Ferraton Père & Fils. 7, quai Arthur Rostaing, 26600 Tain-l’Hermitage

Grand du Nord

Le domaine a bien grandi depuis 1920 et sa création par Claude Cuilleron, le grand-père d’Yves. Des quelques trois hectares initiaux, il dépasse aujourd’hui les quatre-vingt-dix et couvre toutes les appellations septentrionales. Ce qui en fait le plus important producteur du vignoble.

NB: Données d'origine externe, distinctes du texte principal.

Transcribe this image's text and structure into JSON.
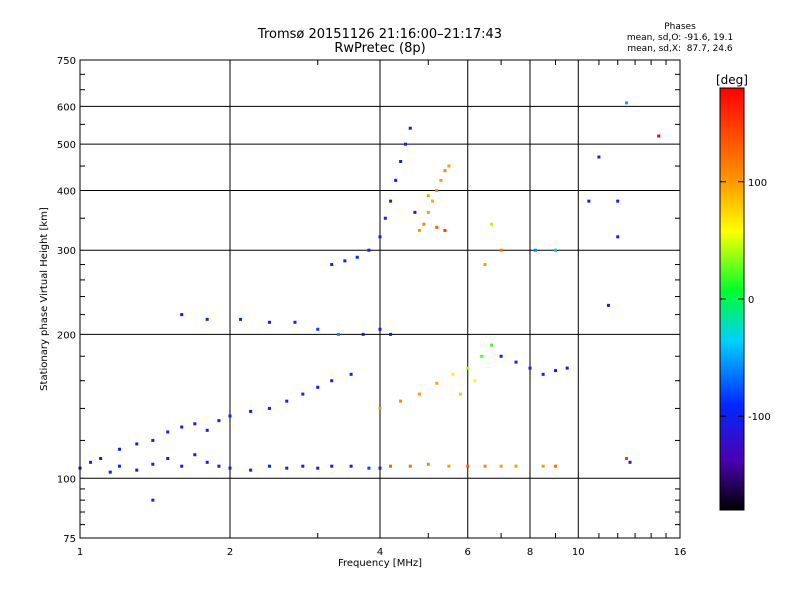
{
  "chart_data": {
    "type": "scatter",
    "title": "Tromsø 20151126 21:16:00–21:17:43",
    "subtitle": "RwPretec (8p)",
    "stats": {
      "heading": "Phases",
      "o_line": "mean, sd,O: -91.6, 19.1",
      "x_line": "mean, sd,X:  87.7, 24.6"
    },
    "xlabel": "Frequency [MHz]",
    "ylabel": "Stationary phase Virtual Height [km]",
    "xscale": "log",
    "yscale": "log",
    "xlim": [
      1,
      16
    ],
    "ylim": [
      75,
      750
    ],
    "xticks": [
      1,
      2,
      4,
      6,
      8,
      10,
      16
    ],
    "yticks": [
      75,
      100,
      200,
      300,
      400,
      500,
      600,
      750
    ],
    "grid": true,
    "colorbar": {
      "label": "[deg]",
      "range": [
        -180,
        180
      ],
      "ticks": [
        100,
        0,
        -100
      ],
      "colormap": "rainbow"
    },
    "series": [
      {
        "points": [
          [
            1.0,
            105,
            -100
          ],
          [
            1.05,
            108,
            -95
          ],
          [
            1.1,
            110,
            -110
          ],
          [
            1.15,
            103,
            -100
          ],
          [
            1.2,
            106,
            -90
          ],
          [
            1.3,
            104,
            -105
          ],
          [
            1.4,
            107,
            -100
          ],
          [
            1.5,
            110,
            -95
          ],
          [
            1.6,
            106,
            -100
          ],
          [
            1.7,
            112,
            -110
          ],
          [
            1.8,
            108,
            -100
          ],
          [
            1.9,
            106,
            -95
          ],
          [
            2.0,
            105,
            -100
          ],
          [
            2.2,
            104,
            -100
          ],
          [
            2.4,
            106,
            -95
          ],
          [
            2.6,
            105,
            -100
          ],
          [
            2.8,
            106,
            -90
          ],
          [
            3.0,
            105,
            -100
          ],
          [
            3.2,
            106,
            -95
          ],
          [
            3.5,
            106,
            -100
          ],
          [
            3.8,
            105,
            -80
          ],
          [
            4.0,
            105,
            -100
          ]
        ]
      },
      {
        "points": [
          [
            1.2,
            115,
            -100
          ],
          [
            1.3,
            118,
            -105
          ],
          [
            1.4,
            120,
            -100
          ],
          [
            1.5,
            125,
            -95
          ],
          [
            1.6,
            128,
            -100
          ],
          [
            1.7,
            130,
            -110
          ],
          [
            1.8,
            126,
            -100
          ],
          [
            1.9,
            132,
            -95
          ],
          [
            2.0,
            135,
            -100
          ],
          [
            2.2,
            138,
            -100
          ],
          [
            2.4,
            140,
            -95
          ],
          [
            2.6,
            145,
            -100
          ],
          [
            2.8,
            150,
            -90
          ],
          [
            3.0,
            155,
            -100
          ],
          [
            3.2,
            160,
            -100
          ],
          [
            3.5,
            165,
            -95
          ],
          [
            1.6,
            220,
            -100
          ],
          [
            1.8,
            215,
            -100
          ],
          [
            2.1,
            215,
            -95
          ],
          [
            2.4,
            212,
            -100
          ],
          [
            2.7,
            212,
            -100
          ],
          [
            3.0,
            205,
            -80
          ],
          [
            3.3,
            200,
            -60
          ],
          [
            3.7,
            200,
            -100
          ],
          [
            4.0,
            205,
            -100
          ],
          [
            4.2,
            200,
            -100
          ]
        ]
      },
      {
        "points": [
          [
            3.2,
            280,
            -100
          ],
          [
            3.4,
            285,
            -100
          ],
          [
            3.6,
            290,
            -95
          ],
          [
            3.8,
            300,
            -100
          ],
          [
            4.0,
            320,
            -100
          ],
          [
            4.1,
            350,
            -100
          ],
          [
            4.2,
            380,
            -95
          ],
          [
            4.3,
            420,
            -100
          ],
          [
            4.4,
            460,
            -100
          ],
          [
            4.5,
            500,
            -95
          ],
          [
            4.6,
            540,
            -100
          ],
          [
            4.7,
            360,
            -100
          ]
        ]
      },
      {
        "points": [
          [
            4.8,
            330,
            100
          ],
          [
            4.9,
            340,
            110
          ],
          [
            5.0,
            360,
            100
          ],
          [
            5.1,
            380,
            95
          ],
          [
            5.2,
            400,
            105
          ],
          [
            5.3,
            420,
            100
          ],
          [
            5.4,
            440,
            110
          ],
          [
            5.5,
            450,
            100
          ],
          [
            5.2,
            335,
            130
          ],
          [
            5.4,
            330,
            150
          ],
          [
            5.0,
            390,
            100
          ]
        ]
      },
      {
        "points": [
          [
            4.0,
            140,
            100
          ],
          [
            4.4,
            145,
            110
          ],
          [
            4.8,
            150,
            100
          ],
          [
            5.2,
            158,
            95
          ],
          [
            5.6,
            165,
            60
          ],
          [
            6.0,
            170,
            40
          ],
          [
            6.4,
            180,
            20
          ],
          [
            6.7,
            190,
            20
          ],
          [
            6.2,
            160,
            60
          ],
          [
            5.8,
            150,
            80
          ],
          [
            7.0,
            180,
            -100
          ],
          [
            7.5,
            175,
            -100
          ],
          [
            8.0,
            170,
            -100
          ],
          [
            8.5,
            165,
            -100
          ],
          [
            9.0,
            168,
            -100
          ],
          [
            9.5,
            170,
            -100
          ],
          [
            4.2,
            106,
            130
          ],
          [
            4.6,
            106,
            120
          ],
          [
            5.0,
            107,
            110
          ],
          [
            5.5,
            106,
            100
          ],
          [
            6.0,
            106,
            130
          ],
          [
            6.5,
            106,
            110
          ],
          [
            7.0,
            106,
            100
          ],
          [
            7.5,
            106,
            100
          ],
          [
            8.5,
            106,
            100
          ],
          [
            9.0,
            106,
            120
          ]
        ]
      },
      {
        "points": [
          [
            6.7,
            340,
            40
          ],
          [
            6.5,
            280,
            100
          ],
          [
            7.0,
            300,
            120
          ],
          [
            8.2,
            300,
            -60
          ],
          [
            9.0,
            300,
            -40
          ],
          [
            10.5,
            380,
            -100
          ],
          [
            11.0,
            470,
            -100
          ],
          [
            12.0,
            380,
            -100
          ],
          [
            12.5,
            610,
            -50
          ],
          [
            14.5,
            520,
            180
          ],
          [
            12.0,
            320,
            -100
          ],
          [
            11.5,
            230,
            -100
          ],
          [
            12.5,
            110,
            150
          ],
          [
            12.7,
            108,
            -100
          ],
          [
            1.4,
            90,
            -100
          ]
        ]
      }
    ]
  }
}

Des dimensions qui n’empêchent pas le sur-mesure, de la récolte manuelle à la vinification parcellaire jusqu’à l’élevage en barriques bourguignonnes provenant d’une sélection de six tonneliers. Dégustation sur rendez-vous.
Domaine Yves Cuilleron. Verlieu, 42410 Chavanay

Au sommet de Cornas et Saint-Péray

À hauteur de Valence, cornas est la dernière appellation rouge septentrionale, suivie de la blanche saint-péray. Leur incontournable ambassadeur, Alain Voge a développé des randonnées guidées par un historien ou un géologue à travers son vignoble de treize hectares débuté en 1905 par son grand-père, cultivé depuis 2006 en bio et biodynamie. Ses plus vieilles vignes, sur les hauts coteaux de Saint-Péray, font face au château de Crussol bâti, dit la légende, par un géant qui traversait le Rhône en une enjambée.